Garenq’s intensely personal directorial style means we barely leave Marecaux’s side from here on in, as Marecaux’s absolute denial of guilt is consistently and unbelievably ignored. Garenq raises significant questions about the grossly unfair and flawed French legal system that, in this case at least, presumes guilt when it should presume innocence.
In fact, Marecaux’s case is so marred by inadequate, cowboy policing and conflicting witness testimony that one assumes that sooner or later he will taste freedom. Yet as appeals are rejected and a trial date remains elusive, Marecaux begins to crumble. It’s incredibly emotive and galling to witness a proud man fall apart, lurching as he does into ever deeper pits of despair.
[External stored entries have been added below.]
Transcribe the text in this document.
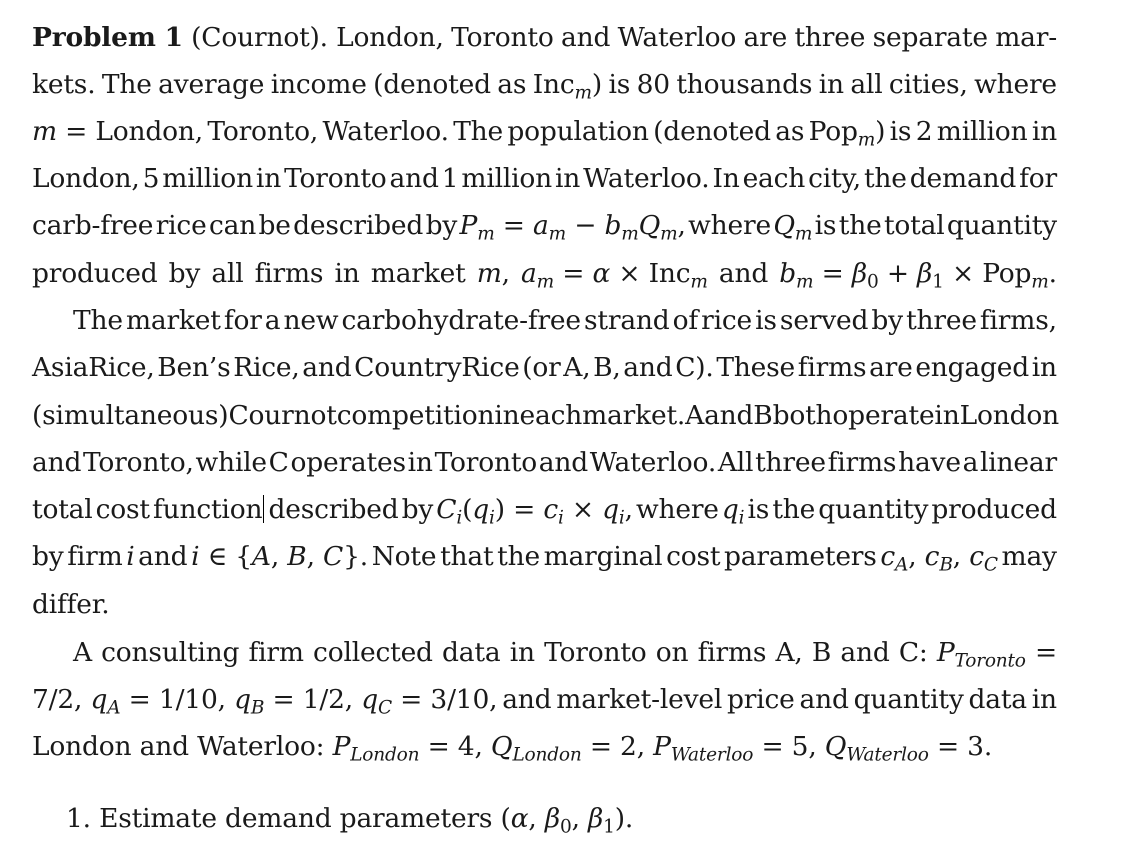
Problem 1 (Cournot). London, Toronto and Waterloo are three separate mar-
kets. The average income (denoted as Inc$_m$) is 80 thousands in all cities, where
m = London, Toronto, Waterloo. The population (denoted as Pop$_m$) is 2 million in
London, 5 million in Toronto and 1 million in Waterloo. In each city, the demand for
carb-free rice can be described by $P_m = a_m - b_mQ_m$, where $Q_m$ is the total quantity
produced by all firms in market m, $a_m = \alpha \times Inc_m$ and $b_m = \beta_0 + \beta_1 \times Pop_m$.
The market for a new carbohydrate-free strand of rice is served by three firms,
AsiaRice, Ben’s Rice, and CountryRice (or A, B, and C). These firms are engaged in
(simultaneous) Cournot competition in each market. A and B both operate in London
and Toronto, while C operates in Toronto and Waterloo. All three firms have a linear
total cost function described by $C_i(q_i) = c_i \times q_i$, where $q_i$ is the quantity produced
by firm i and i ∈ {A, B, C}. Note that the marginal cost parameters $c_A$, $c_B$, $c_C$ may
differ.
A consulting firm collected data in Toronto on firms A, B and C: $P_{Toronto}$ =
7/2, $q_A = 1/10$, $q_B = 1/2$, $q_C = 3/10$, and market-level price and quantity data in
London and Waterloo: $P_{London} = 4$, $Q_{London} = 2$, $P_{Waterloo} = 5$, $Q_{Waterloo} = 3$.
1. Estimate demand parameters (α, $\beta_0$, $\beta_1$).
It’s desperate stuff and Garenq never once lightens the oppressive tone, as glimmers of hope give way to yet another stumbling block or setback. It’s essentially a deeply depressing indictment of legal injustice, made all the more enthralling and outrageous given the verity of the source material.
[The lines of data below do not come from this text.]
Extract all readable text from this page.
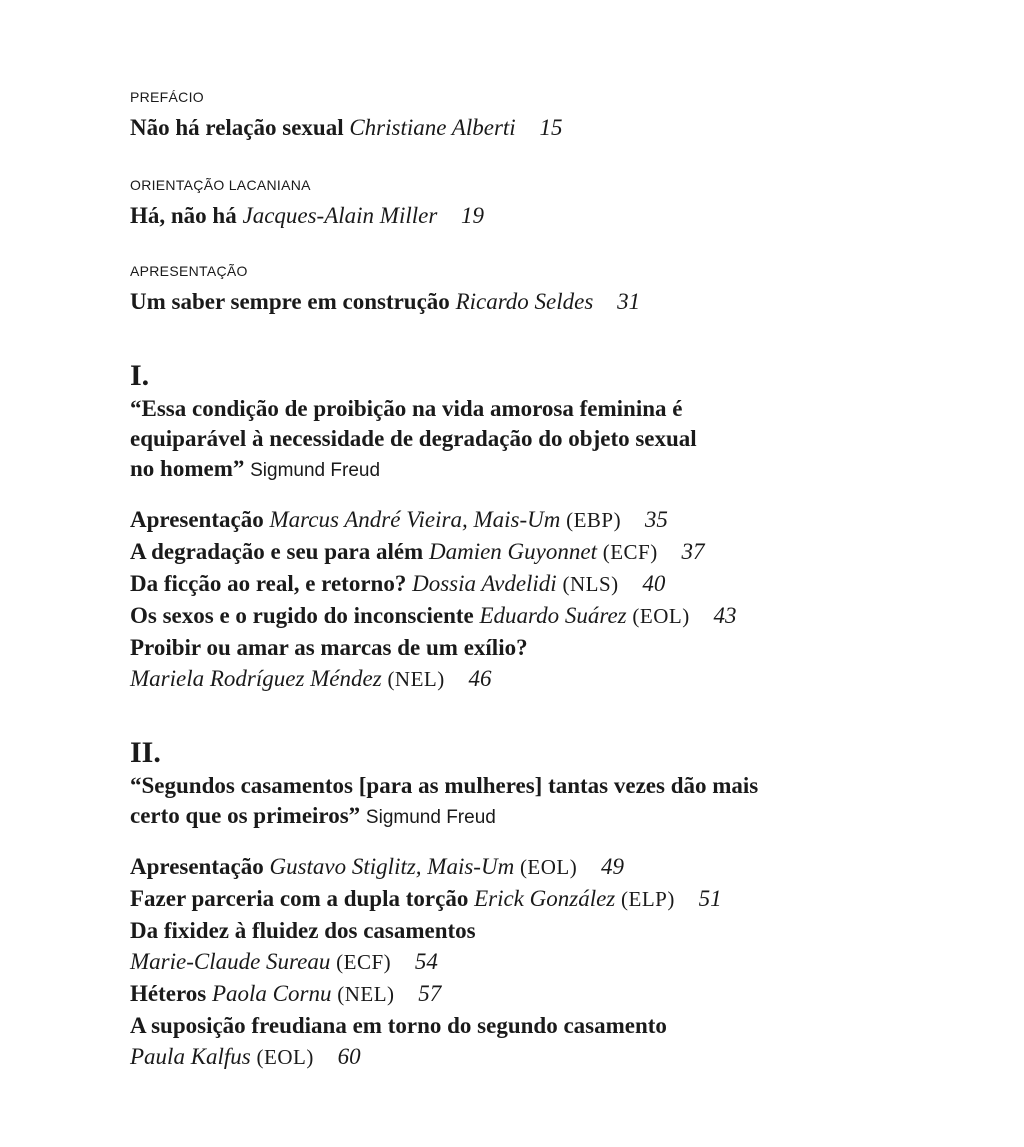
PREFÁCIO
Não há relação sexual Christiane Alberti 15
ORIENTAÇÃO LACANIANA
Há, não há Jacques-Alain Miller 19
APRESENTAÇÃO
Um saber sempre em construção Ricardo Seldes 31
I.
“Essa condição de proibição na vida amorosa feminina é
equiparável à necessidade de degradação do objeto sexual
no homem” Sigmund Freud
Apresentação Marcus André Vieira, Mais-Um (EBP) 35
A degradação e seu para além Damien Guyonnet (ECF) 37
Da ficção ao real, e retorno? Dossia Avdelidi (NLS) 40
Os sexos e o rugido do inconsciente Eduardo Suárez (EOL) 43
Proibir ou amar as marcas de um exílio?
Mariela Rodríguez Méndez (NEL) 46
II.
“Segundos casamentos [para as mulheres] tantas vezes dão mais
certo que os primeiros” Sigmund Freud
Apresentação Gustavo Stiglitz, Mais-Um (EOL) 49
Fazer parceria com a dupla torção Erick González (ELP) 51
Da fixidez à fluidez dos casamentos
Marie-Claude Sureau (ECF) 54
Héteros Paola Cornu (NEL) 57
A suposição freudiana em torno do segundo casamento
Paula Kalfus (EOL) 60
Garenq’s direction is tight and accomplished, drawing the audience into Marecaux’s embattled mind, but the real success of Guilty lies with Torreton who delivers a hard-hitting and anguished performance as the tormented Marecaux, effectively capturing his increasing desperation as he becomes rapidly enveloped in a claustrophobic nightmare. It’s a gripping, engaging and masterful piece of acting in an important and powerful piece of filmmaking.
Jean-Marc Moutout’s picture Early One Morning (De Bon Matin) acts a neat companion piece to Guilty, given that it too explores the disintegration of its beleaguered central character.
Paul (a brooding and earnest Jean-Pierre Darroussin) is the veritable grey man, a corporate suit who seems to lack any kind of joy. Moutout’s violent and shocking exposition quickly reveals that Paul has indeed reached the end of his proverbial tether.
Why and how Paul has reached rock bottom is revealed in a series of clever flashback memories, as Paul ponders over what he’s ultimately been driven to. Taking the financial crisis as a backdrop, we soon learn that Paul has been under-performing in his job. He’s full of resentment for his boss who regards him as no better than a cog in the corporate machine and to make matters worse he is usurped from his prestigious post by a young upstart.
Add to that a fractured relationship with his wife, it comes as no surprise that Paul soon seeks solace in the bottle, basking as he does in former glories rather than addressing his problems. Paul is essentially a dinosaur, a throwback to the past. He’s experienced the highs and ridden that wave, but he can’t seem to be able to face up to the ruthless realities of the lows.
As such, Paul comes across as a fractured, intriguing and troubled character. His principled, old school approach to the job demands sympathy, yet his inability to manage his way out of his malaise blights his character with an inherent weakness in a ‘woe is me’, almost pathetic manner.His contemptuous outlook is wholly negative and he becomes far too emotionally involved that eventually he almost contributes to his own demise, spiralling uncontrollably as he does towards an inevitable bloody end.
Darroussin delivers a quite brilliant tortured, helpless and desolate performance as Paul, a man whose emotional disintegration is quite galling to watch, whilst the paucity of score serving to increase the audiences engagement with his increasingly fragile state of mind.
Early One Morning is a captivating insight into one man’s D-Fens-esque meltdown, but it’s also a brutal, timely and relevant piece of social commentary about the brazen and often inhumane way that big business operates.